In its appeal against the CCS decision, IPP cited various grounds seeking a substantial reduction in the financial penalty. However, after hearing the evidence of IPP’s witnesses and the arguments of IPP and CCS, the CAB affirmed CCS’s decision and dismissed all of IPP’s grounds of appeal. IPP was further ordered to pay CCS’s legal costs.

In its decision dated 29 June 2017, the CAB found that the object of IPP's “infringing conduct was clearly to prevent the entry of a new competitor into the market for individual life insurance products in Singapore, and to prevent the competitor from providing a cheaper alternative product that would affect its own business. This is injurious to competition by its very nature as it would result in the prevention, restriction or distortion of competition in the relevant market.”

The CAB noted that the result of the infringing conduct is that “the market never returned to the state of competition that would have existed had the Fundsupermart offer not been withdrawn.”

The IPP and the nine other parties had used iFAST to handle unit trust transactions for their clients. This commercial relationship with iFAST contributed significantly to iFAST’s revenues and placed them in a position to exert pressure on iFAST.

The CAB dismissed IPP’s arguments that it should only be penalised based on the turnover derived from its conduct, i.e., new policies entered into in FY 2014 and that the starting percentage imposed by CCS was too high. The CAB agreed with CCS that relevant turnover is the entire turnover derived from the relevant product and geographic markets affected by the infringement, i.e., turnover from all the policies in force in FY2014, and held that the starting percentage imposed by CCS is neither excessive nor unjustified in light of the nature of IPP’s conduct.

For the purposes of calculating the appropriate level of financial penalties in this case, CCS had been of the view that the relevant product market is the distribution of the insurers’ relevant individual life insurance products by financial advisers as well as the other distribution channels used by the insurers for selling their relevant individual life insurance products in Singapore.

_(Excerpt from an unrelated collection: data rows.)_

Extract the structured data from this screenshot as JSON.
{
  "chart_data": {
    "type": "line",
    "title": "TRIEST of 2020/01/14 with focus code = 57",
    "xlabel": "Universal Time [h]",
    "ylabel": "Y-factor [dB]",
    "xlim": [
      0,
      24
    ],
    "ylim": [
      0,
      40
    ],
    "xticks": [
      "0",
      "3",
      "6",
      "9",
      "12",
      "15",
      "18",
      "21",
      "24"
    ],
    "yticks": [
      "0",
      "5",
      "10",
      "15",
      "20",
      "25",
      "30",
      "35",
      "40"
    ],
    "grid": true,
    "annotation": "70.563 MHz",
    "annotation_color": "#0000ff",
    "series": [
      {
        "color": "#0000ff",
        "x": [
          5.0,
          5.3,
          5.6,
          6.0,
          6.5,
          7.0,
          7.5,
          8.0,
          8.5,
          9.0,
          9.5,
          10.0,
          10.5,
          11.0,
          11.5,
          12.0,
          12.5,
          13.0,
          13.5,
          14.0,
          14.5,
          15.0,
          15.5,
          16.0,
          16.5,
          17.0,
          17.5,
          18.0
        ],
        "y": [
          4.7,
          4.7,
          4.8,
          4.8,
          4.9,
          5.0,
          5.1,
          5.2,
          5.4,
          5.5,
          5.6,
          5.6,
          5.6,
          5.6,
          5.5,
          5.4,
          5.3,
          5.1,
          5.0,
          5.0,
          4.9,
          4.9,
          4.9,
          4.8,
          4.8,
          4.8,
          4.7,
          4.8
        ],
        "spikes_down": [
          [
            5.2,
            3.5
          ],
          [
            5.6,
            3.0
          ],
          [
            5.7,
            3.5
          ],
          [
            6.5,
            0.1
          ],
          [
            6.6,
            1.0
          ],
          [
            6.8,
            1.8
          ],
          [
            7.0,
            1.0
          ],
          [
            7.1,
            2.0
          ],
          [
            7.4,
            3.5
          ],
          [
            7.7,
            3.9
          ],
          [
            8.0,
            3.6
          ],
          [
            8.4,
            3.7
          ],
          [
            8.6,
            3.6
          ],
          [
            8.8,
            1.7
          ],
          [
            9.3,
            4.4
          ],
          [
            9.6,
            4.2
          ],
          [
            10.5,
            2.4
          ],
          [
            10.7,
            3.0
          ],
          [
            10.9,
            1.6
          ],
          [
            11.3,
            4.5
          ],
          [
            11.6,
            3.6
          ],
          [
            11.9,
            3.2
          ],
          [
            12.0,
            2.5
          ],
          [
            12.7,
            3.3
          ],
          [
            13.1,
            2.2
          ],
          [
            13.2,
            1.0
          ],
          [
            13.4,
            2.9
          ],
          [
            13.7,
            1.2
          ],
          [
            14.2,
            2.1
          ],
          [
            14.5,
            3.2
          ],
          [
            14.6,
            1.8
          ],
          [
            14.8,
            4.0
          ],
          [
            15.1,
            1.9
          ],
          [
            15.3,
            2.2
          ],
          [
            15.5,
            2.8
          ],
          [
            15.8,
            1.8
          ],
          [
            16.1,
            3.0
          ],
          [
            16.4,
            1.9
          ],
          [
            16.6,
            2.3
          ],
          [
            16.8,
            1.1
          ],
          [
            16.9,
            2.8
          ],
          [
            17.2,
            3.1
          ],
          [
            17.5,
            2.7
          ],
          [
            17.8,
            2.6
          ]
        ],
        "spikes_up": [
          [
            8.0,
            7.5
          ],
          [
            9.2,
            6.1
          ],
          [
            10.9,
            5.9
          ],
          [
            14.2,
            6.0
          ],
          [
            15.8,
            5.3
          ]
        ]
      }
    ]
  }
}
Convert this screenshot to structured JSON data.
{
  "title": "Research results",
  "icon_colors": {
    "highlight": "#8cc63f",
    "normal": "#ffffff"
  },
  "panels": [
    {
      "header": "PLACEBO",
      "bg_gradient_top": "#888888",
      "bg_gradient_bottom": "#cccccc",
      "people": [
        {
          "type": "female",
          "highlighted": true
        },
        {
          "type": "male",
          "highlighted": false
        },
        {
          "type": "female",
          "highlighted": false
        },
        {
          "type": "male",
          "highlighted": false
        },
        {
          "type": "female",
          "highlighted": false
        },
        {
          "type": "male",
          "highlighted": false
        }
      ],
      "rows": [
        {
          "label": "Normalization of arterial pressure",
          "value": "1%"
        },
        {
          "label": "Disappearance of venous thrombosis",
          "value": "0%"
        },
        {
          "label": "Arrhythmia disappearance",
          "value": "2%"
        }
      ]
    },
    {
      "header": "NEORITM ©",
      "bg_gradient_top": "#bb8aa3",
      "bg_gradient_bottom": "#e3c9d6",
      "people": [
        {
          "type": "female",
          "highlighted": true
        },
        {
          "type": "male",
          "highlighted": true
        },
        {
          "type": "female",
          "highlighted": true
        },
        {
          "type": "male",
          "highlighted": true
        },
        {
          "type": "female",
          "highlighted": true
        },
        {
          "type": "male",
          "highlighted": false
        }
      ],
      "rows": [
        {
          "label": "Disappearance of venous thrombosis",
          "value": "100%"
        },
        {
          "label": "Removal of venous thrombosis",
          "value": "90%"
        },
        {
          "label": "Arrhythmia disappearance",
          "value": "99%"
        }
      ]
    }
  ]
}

The CAB also dismissed IPP’s argument that the financial penalty should be reduced to reflect a minimal infringement period of one month as the agreement took place over a short span of two days. The CAB had regard to the objective of the conduct and agreed with CCS that the short duration of the infringement should not be credited to IPP, otherwise CAB would be rewarding IPP for the fast and effective implementation of the agreement.

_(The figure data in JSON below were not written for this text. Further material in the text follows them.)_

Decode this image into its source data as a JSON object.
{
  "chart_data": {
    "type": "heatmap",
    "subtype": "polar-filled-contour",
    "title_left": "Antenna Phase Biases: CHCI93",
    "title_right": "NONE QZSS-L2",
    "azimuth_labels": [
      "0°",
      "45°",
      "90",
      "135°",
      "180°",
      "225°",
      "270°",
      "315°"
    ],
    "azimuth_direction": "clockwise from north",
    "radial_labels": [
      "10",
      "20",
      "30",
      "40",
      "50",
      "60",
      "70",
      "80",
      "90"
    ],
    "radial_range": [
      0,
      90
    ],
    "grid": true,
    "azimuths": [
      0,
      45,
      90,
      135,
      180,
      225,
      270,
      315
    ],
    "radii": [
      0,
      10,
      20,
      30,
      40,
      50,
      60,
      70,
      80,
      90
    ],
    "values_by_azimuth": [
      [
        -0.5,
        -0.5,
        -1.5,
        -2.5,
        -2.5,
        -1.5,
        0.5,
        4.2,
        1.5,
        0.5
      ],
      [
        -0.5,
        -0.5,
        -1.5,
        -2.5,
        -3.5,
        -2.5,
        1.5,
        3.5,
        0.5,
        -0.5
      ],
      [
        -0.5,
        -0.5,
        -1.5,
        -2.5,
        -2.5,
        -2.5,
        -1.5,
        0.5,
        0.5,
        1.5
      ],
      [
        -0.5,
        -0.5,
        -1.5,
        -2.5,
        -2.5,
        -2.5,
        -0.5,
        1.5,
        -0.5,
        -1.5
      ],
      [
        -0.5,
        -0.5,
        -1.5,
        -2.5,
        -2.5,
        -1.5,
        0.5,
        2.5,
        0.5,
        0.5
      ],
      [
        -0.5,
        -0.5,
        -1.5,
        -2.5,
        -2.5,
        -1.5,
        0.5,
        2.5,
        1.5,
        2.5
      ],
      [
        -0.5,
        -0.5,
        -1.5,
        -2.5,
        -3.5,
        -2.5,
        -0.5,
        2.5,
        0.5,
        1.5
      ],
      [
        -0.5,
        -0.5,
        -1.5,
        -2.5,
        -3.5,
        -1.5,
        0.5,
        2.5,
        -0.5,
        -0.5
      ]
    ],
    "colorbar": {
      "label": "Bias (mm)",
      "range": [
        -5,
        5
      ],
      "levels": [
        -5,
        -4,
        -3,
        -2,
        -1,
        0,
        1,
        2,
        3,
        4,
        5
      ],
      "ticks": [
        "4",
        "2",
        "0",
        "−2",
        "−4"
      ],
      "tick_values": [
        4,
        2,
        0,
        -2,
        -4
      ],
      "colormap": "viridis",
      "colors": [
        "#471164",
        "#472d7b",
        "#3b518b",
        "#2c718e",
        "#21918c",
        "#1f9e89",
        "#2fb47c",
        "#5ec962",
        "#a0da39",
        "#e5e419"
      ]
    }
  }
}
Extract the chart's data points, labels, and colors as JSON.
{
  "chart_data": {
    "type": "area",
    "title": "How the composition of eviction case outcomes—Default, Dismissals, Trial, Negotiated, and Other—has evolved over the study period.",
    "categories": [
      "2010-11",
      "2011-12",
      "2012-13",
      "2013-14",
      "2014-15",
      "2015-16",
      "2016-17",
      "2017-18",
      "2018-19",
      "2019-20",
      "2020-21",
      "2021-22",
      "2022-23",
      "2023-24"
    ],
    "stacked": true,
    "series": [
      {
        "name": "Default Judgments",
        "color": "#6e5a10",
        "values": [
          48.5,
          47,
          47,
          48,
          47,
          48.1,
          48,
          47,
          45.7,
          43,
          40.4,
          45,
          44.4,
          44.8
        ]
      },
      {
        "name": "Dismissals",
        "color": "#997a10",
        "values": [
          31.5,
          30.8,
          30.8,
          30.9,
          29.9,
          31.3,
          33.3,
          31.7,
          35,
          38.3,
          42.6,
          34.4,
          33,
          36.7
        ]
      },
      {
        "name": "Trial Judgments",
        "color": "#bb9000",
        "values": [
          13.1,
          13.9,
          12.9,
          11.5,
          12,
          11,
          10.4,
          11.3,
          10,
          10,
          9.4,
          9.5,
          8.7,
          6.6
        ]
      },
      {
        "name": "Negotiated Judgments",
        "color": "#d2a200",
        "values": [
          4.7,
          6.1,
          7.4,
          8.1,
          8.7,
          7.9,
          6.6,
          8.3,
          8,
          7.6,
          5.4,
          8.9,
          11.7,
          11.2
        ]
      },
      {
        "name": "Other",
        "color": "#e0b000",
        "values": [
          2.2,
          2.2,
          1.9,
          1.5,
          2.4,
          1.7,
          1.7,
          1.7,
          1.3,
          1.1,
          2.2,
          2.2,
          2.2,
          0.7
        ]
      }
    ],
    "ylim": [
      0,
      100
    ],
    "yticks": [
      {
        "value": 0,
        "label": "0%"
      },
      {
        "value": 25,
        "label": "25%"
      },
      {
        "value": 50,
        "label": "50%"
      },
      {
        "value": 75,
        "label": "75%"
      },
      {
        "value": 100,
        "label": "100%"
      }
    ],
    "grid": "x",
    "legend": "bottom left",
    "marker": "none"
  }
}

Lastly, the CAB also held that IPP failed to demonstrate that it operates in a high turnover, low margin industry and that there was no uncertainty that IPP’s conduct was in breach of the Act.

On 18 July 2017, IPP paid the outstanding financial penalty of $239,851 together with interest as ordered by the CAB. The other nine financial advisers had paid the financial penalty imposed on them within two months of the date of their receipt of the CCS decision in 2016. The total penalty imposed on all 10 in the group was S$909,302.

Disruption inevitably causes displeasure

CCS’s Chief Executive, Mr Toh Han Li, said: “The disruptive entry of a new competitor with an innovative offering would inevitably cause displeasure and outcry among the existing market players. However, market players need to decide their own individual competitive response. In this case, colluding to collectively pressure a competitor into withdrawing its innovative offering prevents consumers from enjoying significant benefits such as greater choice, greater convenience, more competitive prices, and prevented the market from becoming more competitive. CCS will take the necessary enforcement measures to allow new entrants to fairly compete with the existing market players on a level playing field, such that the market becomes more efficient, innovative and responsive to consumer’s needs.”